Why an agent, and not just budgets and alarms?

A colleague asked me this on day two, with a raised eyebrow that suggested he already knew part of my answer would be "because it sounded fun."

It did sound fun. But there is a real gap here, and it decides whether this whole pattern is a toy or a tool, so let me make the case properly.

AWS Budgets, billing alarms, even Cost Anomaly Detection: these are threshold and statistics tools. They compare numbers to lines. They are excellent at "did I spend more than X" and reasonable at "is today statistically unusual." What they cannot do is answer the questions that actually eat your time when a bill goes wrong:

Why did my bill go up 40% this week, in plain language?
Is this NAT gateway data processing charge normal for my workload, or a routing misconfiguration?
Which of my resources are technically running but functionally idle?
If I keep going at this rate, what does month-end look like, and which line items are driving it?
Is this spike a problem, or the training run I kicked off on purpose yesterday?

That last one matters more than people admit. Anomaly detection without context produces alerts you learn to ignore, and an ignored alert is worse than no alert. The difference between "spend increased" and "spend is wrong" is a judgment call, and judgment calls require reasoning over context. That is exactly the shape of problem LLM agents are decent at, provided you feed them structured data and keep them on a very short leash.

The short leash part is not a figure of speech. It is the entire safety story of this project, and you will see it earn its keep on day 16.

There was a quieter motivation too. I spend a lot of my community time around ML tooling, and I kept seeing agent demos that book flights or order pizza, tasks nobody actually wants automated by a nondeterministic system. Billing analysis felt like the opposite case: tedious, recurring, data-rich, and low-stakes as long as the agent can only read. If agents are useful anywhere in a personal AWS account, they should be useful here. Consider the next five thousand words the test of that hypothesis.

Meet The Accountant

Here is the whole system. It is deliberately boring, and every boring choice was on purpose.

Five pieces:

EventBridge Scheduler fires once a day at 04:00 UTC, which is 9 AM for me in Karachi. Daily is the right cadence for a personal account. Hourly would multiply the watcher's own cost by 24 for almost no extra insight, because Cost Explorer data lags a few hours anyway.
A small trigger Lambda invokes the Bedrock Agent with a fixed daily prompt, collects the streamed response, and forwards the final report.
The Bedrock Agent (I used Claude via Bedrock, though the pattern works with any agent-capable model on the platform) reads its instructions, decides which tools it needs, calls them, and reasons over the results.
An action group Lambda is the only component with AWS API access. It exposes a small menu of tools: get cost and usage, get cost forecast, list SageMaker endpoints, list EC2 instances, describe NAT gateways, find unattached EBS volumes and Elastic IPs, and describe RDS instances.
The agent's final report lands in my inbox via Amazon SES, formatted as HTML with a color-coded status banner, and impossible for me to claim I did not see. Email was a deliberate choice over chat tools: I check my inbox every morning anyway, it keeps the whole stack inside AWS, and a month of reports becomes a searchable archive for free.
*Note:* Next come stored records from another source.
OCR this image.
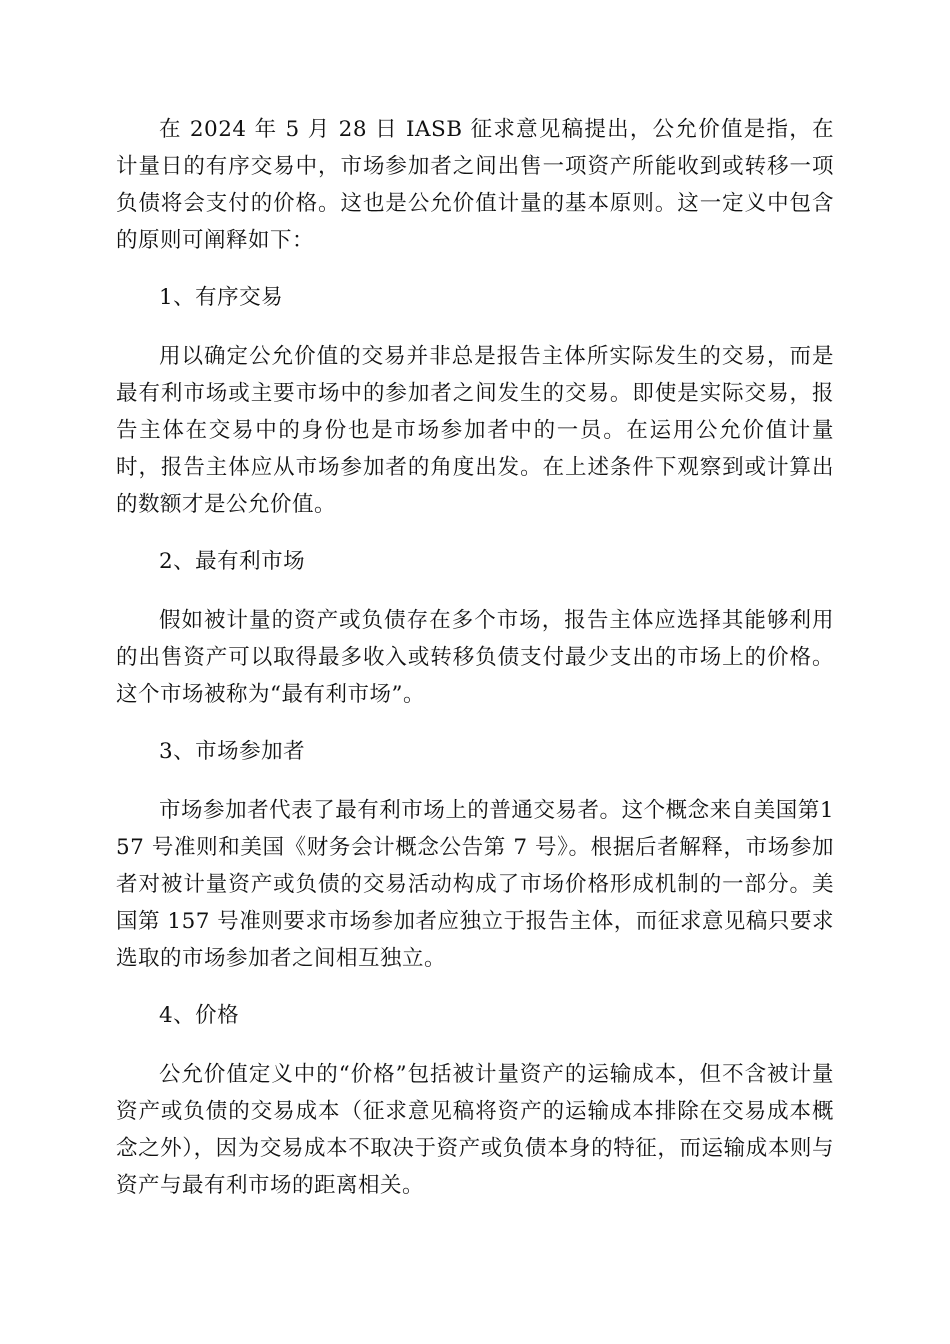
在 2024 年 5 月 28 日 IASB 征求意见稿提出，公允价值是指，在计量日的有序交易中，市场参加者之间出售一项资产所能收到或转移一项负债将会支付的价格。这也是公允价值计量的基本原则。这一定义中包含的原则可阐释如下：

1、有序交易

用以确定公允价值的交易并非总是报告主体所实际发生的交易，而是最有利市场或主要市场中的参加者之间发生的交易。即使是实际交易，报告主体在交易中的身份也是市场参加者中的一员。在运用公允价值计量时，报告主体应从市场参加者的角度出发。在上述条件下观察到或计算出的数额才是公允价值。

2、最有利市场

假如被计量的资产或负债存在多个市场，报告主体应选择其能够利用的出售资产可以取得最多收入或转移负债支付最少支出的市场上的价格。这个市场被称为“最有利市场”。

3、市场参加者

市场参加者代表了最有利市场上的普通交易者。这个概念来自美国第157 号准则和美国《财务会计概念公告第 7 号》。根据后者解释，市场参加者对被计量资产或负债的交易活动构成了市场价格形成机制的一部分。美国第 157 号准则要求市场参加者应独立于报告主体，而征求意见稿只要求选取的市场参加者之间相互独立。

4、价格

公允价值定义中的“价格”包括被计量资产的运输成本，但不含被计量资产或负债的交易成本（征求意见稿将资产的运输成本排除在交易成本概念之外），因为交易成本不取决于资产或负债本身的特征，而运输成本则与资产与最有利市场的距离相关。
Now the tattoo-worthy design decision, the one I would print inside the cover of every agent tutorial if publishers let me: the agent has zero write permissions. It cannot stop, terminate, resize, delete, or modify anything. It can only look and complain. I wanted a consultant, not an intern with root access.

Hold that thought. It becomes the hero of this story later.

Building my robot accountant

Let me walk you through the build in the order I actually did it, including the parts that wasted an evening, because the wasted evenings are where the useful knowledge lives.

Step 1: The IAM policy

Everything the action group Lambda can do fits in one tight policy. Read it, and notice what is absent:

{
  "Version": "2012-10-17",
  "Statement": [
    {
      "Sid": "CostVisibility",
      "Effect": "Allow",
      "Action": [
        "ce:GetCostAndUsage",
        "ce:GetCostForecast",
        "ce:GetDimensionValues"
      ],
      "Resource": "*"
    },
    {
      "Sid": "ResourceVisibility",
      "Effect": "Allow",
      "Action": [
        "ec2:DescribeInstances",
        "ec2:DescribeVolumes",
        "ec2:DescribeNatGateways",
        "ec2:DescribeAddresses",
        "sagemaker:ListEndpoints",
        "sagemaker:DescribeEndpoint",
        "rds:DescribeDBInstances"
      ],
      "Resource": "*"
    }
  ]
}

No ec2:StopInstances. No sagemaker:DeleteEndpoint. Nothing with a verb that changes state. Whenever the agent recommended killing something, a human (me, holding coffee) did the killing after a ten-second sanity check.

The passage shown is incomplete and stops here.